PDMS precursor was first mixed with the curing agent (10:1 of the weight ratio) and coated onto a clean glass slide (4 × 4 cm size). The curing temperature was controlled at 70 °C in a vacuum drying oven. After 2 h curing, the peeled PDMS film was resized into 2 × 2 cm by cutting. For the preparation of the bottom electrode, 100 nm of the ITO layer was sputtered onto the PDMS substrate via magnetron sputtering technique. The FLBP–CsPbBr3 film was prepared by spin-coating the FLBP–CsPbBr3 solution onto the ITO-PDMS substrate with a speed of 3000 rpm. The subsequent annealing process was carried out at 100 °C in a high vacuum furnace for 30 min. The top Ag electrodes were prepared via the shadow mask-assisted thermal evaporation method.
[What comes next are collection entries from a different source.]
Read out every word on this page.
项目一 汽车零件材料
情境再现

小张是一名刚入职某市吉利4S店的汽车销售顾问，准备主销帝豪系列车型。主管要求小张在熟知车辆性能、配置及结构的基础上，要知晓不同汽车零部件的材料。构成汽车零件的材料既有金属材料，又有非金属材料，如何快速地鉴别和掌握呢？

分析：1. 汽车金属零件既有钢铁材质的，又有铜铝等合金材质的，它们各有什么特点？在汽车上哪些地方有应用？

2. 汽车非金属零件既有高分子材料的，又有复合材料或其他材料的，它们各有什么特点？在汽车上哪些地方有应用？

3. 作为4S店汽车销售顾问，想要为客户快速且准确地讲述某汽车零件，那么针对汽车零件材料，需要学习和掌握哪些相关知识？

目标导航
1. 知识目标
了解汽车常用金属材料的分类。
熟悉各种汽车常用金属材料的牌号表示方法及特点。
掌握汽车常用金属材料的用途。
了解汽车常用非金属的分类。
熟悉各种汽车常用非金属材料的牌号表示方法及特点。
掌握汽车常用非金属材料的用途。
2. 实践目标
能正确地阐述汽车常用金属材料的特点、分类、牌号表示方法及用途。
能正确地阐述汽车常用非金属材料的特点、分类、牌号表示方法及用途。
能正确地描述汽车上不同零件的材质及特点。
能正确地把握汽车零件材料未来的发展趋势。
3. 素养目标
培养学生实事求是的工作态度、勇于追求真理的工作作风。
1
Electrical characterizations

The existence of the FLBP–CsPbBr3 was verified with the Powder X-ray diffraction (XRD) results using a Philips X’pert X-ray diffractometer (Cu Kα radiation). SEM images were obtained on a field emission scanning microscope (Bruker XFlash 6|10). The distributions of the CsPbBr3 QDs on the FLBP NSs were analyzed using the high-resolution TEM (Tecnai F30). Optical characterizations of the FLBP film and CsPbBr3 film were conducted on a UV-vis spectrophotometer (Agilent Cary 60) and Edinburgh Instruments (FLS 920). The electronic performance test bench in this manuscript includes a multi probes station and a Keithley 4200A-SCS parameter analyzer. The electric performance of the TSM device is characterized by an Agilent B1500A semiconductor parameter analyzer. In the TSM neuron circuit experiment, the input voltage column is generated by KEYSIGHT B2902A parameter analyzer, and the output resistance and the voltage potential on the capacitance are monitored at room temperature by the Tektronix TDX 2022C oscilloscope.